Título: A soberba também cega
Autor:
Fonte: O Estado de São Paulo, 28/06/2007, Notas & Informações, p. A3

O comportamento do presidente do Senado, Renan Calheiros, é o exemplo do dia da perene atualidade do que diziam os antigos gregos - os deuses cegam com a soberba aqueles a quem querem destruir. Se assim não fosse, a própria experiência já teria feito o político alagoano abrir os olhos para o que está à vista de todos: os seus dias no cargo que lhe dá o comando do Congresso Nacional e o terceiro lugar na linha sucessória do presidente da República estão contados. Só mesmo a crueldade dos deuses pode explicar que ele ainda não tenha enxergado o acordo tácito dos seus pares para preservar-lhe o mandato em troca de seu afastamento - temporário, de início, para salvar as aparências de um trajeto sem volta -, afrouxando-se a apuração das suspeitas não dissipadas de que usou dinheiro de uma empreiteira para pagar despesas extraconjugais, com a intermediação do principal lobista da empresa.

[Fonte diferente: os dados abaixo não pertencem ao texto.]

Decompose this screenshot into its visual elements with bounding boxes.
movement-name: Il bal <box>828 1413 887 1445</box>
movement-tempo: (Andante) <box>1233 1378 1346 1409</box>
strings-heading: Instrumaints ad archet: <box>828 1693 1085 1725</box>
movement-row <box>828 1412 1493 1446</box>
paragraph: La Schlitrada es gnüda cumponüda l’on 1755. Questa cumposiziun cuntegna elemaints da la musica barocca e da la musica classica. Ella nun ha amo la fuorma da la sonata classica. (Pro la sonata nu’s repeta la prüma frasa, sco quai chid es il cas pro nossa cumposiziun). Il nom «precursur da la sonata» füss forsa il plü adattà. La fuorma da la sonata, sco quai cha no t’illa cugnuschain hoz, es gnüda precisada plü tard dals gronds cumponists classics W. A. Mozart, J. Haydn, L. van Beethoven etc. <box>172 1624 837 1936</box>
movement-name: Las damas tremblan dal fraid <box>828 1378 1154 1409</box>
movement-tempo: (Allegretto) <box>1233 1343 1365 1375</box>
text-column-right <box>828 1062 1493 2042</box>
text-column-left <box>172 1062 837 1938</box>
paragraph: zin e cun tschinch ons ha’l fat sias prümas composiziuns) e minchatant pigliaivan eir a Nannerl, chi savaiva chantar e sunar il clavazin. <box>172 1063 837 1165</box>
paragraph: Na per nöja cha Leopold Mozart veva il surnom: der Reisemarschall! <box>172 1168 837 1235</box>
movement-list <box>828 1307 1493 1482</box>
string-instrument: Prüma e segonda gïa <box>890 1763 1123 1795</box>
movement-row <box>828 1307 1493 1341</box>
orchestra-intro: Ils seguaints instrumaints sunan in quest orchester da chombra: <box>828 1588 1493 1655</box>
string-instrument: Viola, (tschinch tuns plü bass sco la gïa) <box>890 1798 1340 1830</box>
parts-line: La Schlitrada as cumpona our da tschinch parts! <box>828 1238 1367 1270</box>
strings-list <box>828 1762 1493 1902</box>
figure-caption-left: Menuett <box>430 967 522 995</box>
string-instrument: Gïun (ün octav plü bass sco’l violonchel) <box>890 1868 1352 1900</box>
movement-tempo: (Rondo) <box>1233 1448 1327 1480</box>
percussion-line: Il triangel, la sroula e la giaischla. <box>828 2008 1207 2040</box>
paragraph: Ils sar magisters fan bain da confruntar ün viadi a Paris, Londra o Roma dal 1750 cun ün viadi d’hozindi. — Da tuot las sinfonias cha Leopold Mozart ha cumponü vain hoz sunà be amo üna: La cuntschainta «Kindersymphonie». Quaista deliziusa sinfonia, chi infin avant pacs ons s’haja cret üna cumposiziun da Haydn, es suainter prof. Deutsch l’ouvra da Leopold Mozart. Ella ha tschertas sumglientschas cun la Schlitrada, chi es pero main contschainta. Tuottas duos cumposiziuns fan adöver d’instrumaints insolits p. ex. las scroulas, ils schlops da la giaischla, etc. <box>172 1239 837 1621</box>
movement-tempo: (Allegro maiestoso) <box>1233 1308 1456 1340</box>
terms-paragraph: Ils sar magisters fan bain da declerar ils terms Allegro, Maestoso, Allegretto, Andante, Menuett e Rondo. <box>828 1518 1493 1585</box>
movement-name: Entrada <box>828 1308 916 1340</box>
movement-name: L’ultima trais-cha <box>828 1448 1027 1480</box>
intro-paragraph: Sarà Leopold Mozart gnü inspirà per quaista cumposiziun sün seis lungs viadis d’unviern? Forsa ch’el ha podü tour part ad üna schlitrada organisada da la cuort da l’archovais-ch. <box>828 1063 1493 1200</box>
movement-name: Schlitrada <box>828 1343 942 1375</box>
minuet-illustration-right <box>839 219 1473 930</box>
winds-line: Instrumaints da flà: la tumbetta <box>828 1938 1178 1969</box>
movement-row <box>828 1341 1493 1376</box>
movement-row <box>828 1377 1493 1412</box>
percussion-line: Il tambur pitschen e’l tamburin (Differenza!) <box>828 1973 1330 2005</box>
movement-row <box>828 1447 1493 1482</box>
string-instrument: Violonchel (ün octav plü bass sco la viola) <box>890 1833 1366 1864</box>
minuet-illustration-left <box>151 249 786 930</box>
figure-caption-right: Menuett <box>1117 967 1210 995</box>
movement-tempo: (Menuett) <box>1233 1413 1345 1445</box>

O patrimônio político do senador - na Casa, no governo e na opinião pública - se esfarela irreversivelmente. Passados 33 dias desde que tudo começou, com a reportagem incriminadora da revista Veja, Calheiros não ganhou uma única batalha na sua luta para se safar do imbróglio. Certo de que a história teria vida curta, e para fazer crer que nada temia porque nada devia, não se pôs no caminho da representação do PSOL ao Conselho de Ética para averiguar possível quebra de decoro de sua parte. Ali, tinha a faca e o queijo na mão: um presidente petista, portanto aliado, ainda por cima senador sem votos próprios, Sibá Machado, escolhido a dedo para sepultar a denúncia, o octogenário companheiro de PMDB Epitácio Cafeteira, e uma perícia concebida para ser pro forma nos papéis que comprovariam ter ele, como pecuarista, recursos próprios e lícitos para pagar do próprio bolso os seus compromissos com a ex-amante.

Se tudo que pode dar errado dá, foi o que ocorreu, em seqüência, para infortúnio de Calheiros. Mesmo a superficial investigação da Polícia Federal nas suas alegadas vendas de gado destampou um rol de inconsistências que só confirmaram a devastadora reportagem do Jornal Nacional, na semana anterior, mostrando que cheques e recibos de vendas de bois, entregues ao Conselho, estavam em nome de empresas de fachada. Depois, sob pressão de mais de mil e-mails de advertência, que disse ter recebido, Sibá se afastou do script que deveria cumprir. Adiou a votação do parecer, pelo arquivamento do caso, do então já licenciado Cafeteira, quando o clima no colegiado ainda era favorável ao abafa. Indiferente à tropa de choque de Renan, deu por instaurado, sem depender de outra votação, o processo pedido pelo PSOL. Por fim, anunciou que faria votar ontem o relatório Cafeteira, ciente de que seria rejeitado. Encostado à parede, renunciou.

Ontem, pela primeira vez, o presidente do Senado investiu contra o Conselho, acusando-o de ¿fingir que está cumprindo o seu papel¿. Conhecido por seu talento para fazer amigos, ele não se dá conta de que passou a fazer, se não inimigos, um adversário depois do outro. A visão embaçada já o fizera, na véspera, se fazer de vítima de um ¿esquadrão da morte moral¿ e da ¿imprensa opressiva¿, no desesperado bilhete com pedido de socorro que entregou ao amigo tucano Artur Virgílio. A teoria conspiratória simplesmente não cola. A imprensa está indo aos fatos - e estes, por sua natureza, são absolutamente inteligíveis para o menos politizado dos brasileiros. Figurões, amantes, filhos fora do casamento, dinheiro vivo, lobistas, bois voadores, notas frias, tudo isso ele já viu nas novelas. Outra manifestação de cegueira foi a suposição do senador de que nada como um escândalo alheio para desviar de si o foco implacável que o fere.

Na realidade, o envolvimento de outro senador peemedebista, Joaquim Roriz, num negócio cabeludo de R$ 2 milhões em dinheiro vivo só eleva o clamor da sociedade. Outro engano é ainda apostar no fator tempo - o adiamento da decisão do Conselho de Ética para depois do recesso de julho, a fim de esfriar as cobranças do público pela apuração da verdade. Em suma, é mais fácil Renan Calheiros se livrar da própria sombra do que da condição de pato manco que a sua insistência em se aferrar ao poder parece ter tornado incurável.